Persons unable to defend themselves on such a skewed – perhaps even rigged – field might be victimized by persons who could bring no proof to the courtroom. (Of course, it is precisely a clarion symptom of the legal regression to primitivism that even to mention anything that might slow down the rush-to-assuage-Pain is presumed to be evil, insensitive, and collusive with the alleged evil itself.)

And – from an economic and ‘business’ point of view – it might make Wisconsin’s atmosphere more unattractive to businesses if they realized that anyone at anytime could come up and file legal claims for large amounts that were, essentially and for all practical purposes, impossible to defend against.

It is not surprising to see such dirty-pool in a close and important political race.

What is of more relevance is how the SO Mania – especially in its tripwire ‘Children’ variant – having been laboriously constructed by the government, is now available for general use as a weapon or tool by which to manipulate and stampede public opinion. *

There is much easily-available conventional ‘outrage’ material for you online, so I will include this article for a more balanced view. (You have to scroll down to the particular entry entitled "WISC SEN RACE TAKES UGLY TURN" dated for 29 September, Monday.)

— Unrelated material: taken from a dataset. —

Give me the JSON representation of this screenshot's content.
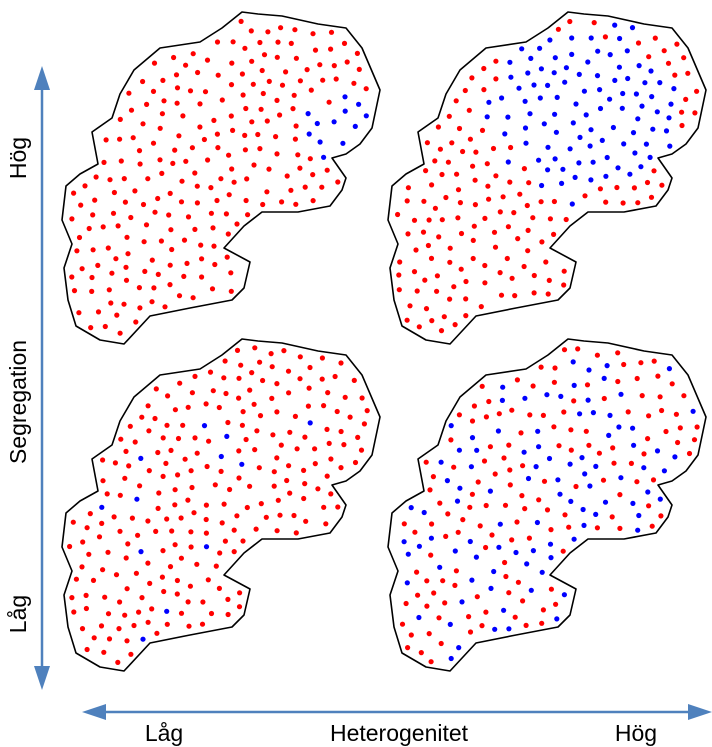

Again, I take no position on the political race itself and do not presume to urge you or move you in the direction of any particular political candidate or party.

But you can see how the SO Mania has now taken up residence, corrupting and stampeding public deliberation and discourse.

There remains so much to be done.

NOTES

*I had Posted several times recently about Julian Assange, the Wikileaks founder, who was poised to publish 15,000 or so more leaked documents about the US military in Afghanistan that would be most unwelcome politically just as elections were coming up. He was suddenly accused of some form of sexual-assault and all of the panoply of the SO Mania was deployed against him. As of this writing, Wikileaks is still poised to release the documents and suddenly the sex-offense B-line (as the scriptwriters would say) has disappeared.